宮崎八郎の話は余談かと思って読み進めるとルソーの民役論と中江兆民に繋がるのでもはや新展開の様相で、西郷隆盛は出番なし。
専制政治、共和制政治、元老院、三権分立と、終盤は政治の勉強モードとなりしんどく感じられたが、読後感は知的好奇心を満たして悪くないです。 -
在野の不平分子を考慮した事実上大義のない征台を実施する。
しかし撤兵するためには、この征台を義のあったものと清国側に認めさせ、しかも派兵のための賠償金を清国側から出させるという力技をもってして外交に臨んだ大久保は、ある程度満足のいくかたちで終結させた。
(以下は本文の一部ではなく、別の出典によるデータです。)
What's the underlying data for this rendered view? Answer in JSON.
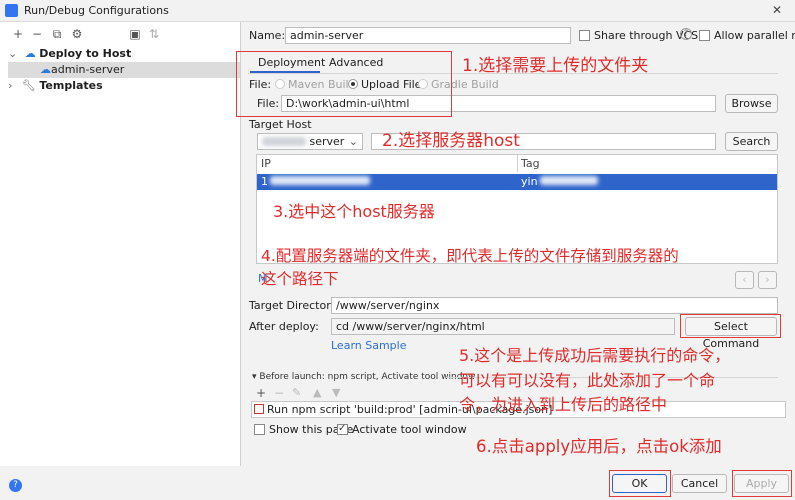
{
  "window": {
    "title": "Run/Debug Configurations",
    "close_glyph": "✕"
  },
  "toolbar": {
    "add": "+",
    "remove": "−",
    "copy": "⧉",
    "edit": "⚙",
    "folder": "▣",
    "sort": "⇅"
  },
  "tree": {
    "deploy_to_host": "Deploy to Host",
    "admin_server": "admin-server",
    "templates": "Templates"
  },
  "form": {
    "name_label": "Name:",
    "name_value": "admin-server",
    "share_vcs": "Share through VCS",
    "allow_parallel": "Allow parallel run",
    "help_glyph": "?",
    "tabs": [
      "Deployment",
      "Advanced"
    ],
    "file_label": "File:",
    "file_options": [
      "Maven Build",
      "Upload File",
      "Gradle Build"
    ],
    "file_path_label": "File:",
    "file_path_value": "D:\\work\\admin-ui\\html",
    "browse": "Browse",
    "target_host_label": "Target Host",
    "host_select_suffix": "server",
    "search": "Search",
    "table_headers": [
      "IP",
      "Tag"
    ],
    "row_ip_prefix": "1",
    "row_tag_prefix": "yin",
    "manage_link": "M",
    "target_dir_label": "Target Directory:",
    "target_dir_value": "/www/server/nginx",
    "after_deploy_label": "After deploy:",
    "after_deploy_value": "cd /www/server/nginx/html",
    "select_command": "Select Command",
    "learn_sample": "Learn Sample",
    "before_launch": "Before launch: npm script, Activate tool window",
    "npm_task": "Run npm script 'build:prod' [admin-ui\\package.json]",
    "show_page": "Show this page",
    "activate_tool": "Activate tool window"
  },
  "footer": {
    "ok": "OK",
    "cancel": "Cancel",
    "apply": "Apply",
    "help": "?"
  },
  "annotations": {
    "a1": "1.选择需要上传的文件夹",
    "a2": "2.选择服务器host",
    "a3": "3.选中这个host服务器",
    "a4_line1": "4.配置服务器端的文件夹，即代表上传的文件存储到服务器的",
    "a4_line2": "这个路径下",
    "a5_line1": "5.这个是上传成功后需要执行的命令，",
    "a5_line2": "可以有可以没有，此处添加了一个命",
    "a5_line3": "令，为进入到上传后的路径中",
    "a6": "6.点击apply应用后，点击ok添加"
  },
  "colors": {
    "annotation_red": "#e02b2b",
    "selection_blue": "#2f65ca",
    "link_blue": "#2a6fd6"
  }
}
力技を建前上だけでも成功裡に導いた執拗さと周到さは見事といってよいだろう。
この明治がはじまって十年と経たない頃は、果たして維新の本来の目的は何だったのだろうかとも思わせられる時代だ。
国家が大きく動こうとするとき、大きく進歩しようとするときの舵取りは後の時代になってみないと正解は分からないのかも知れない。いや、もしかすると後の時代になっても分からないのかも知れない。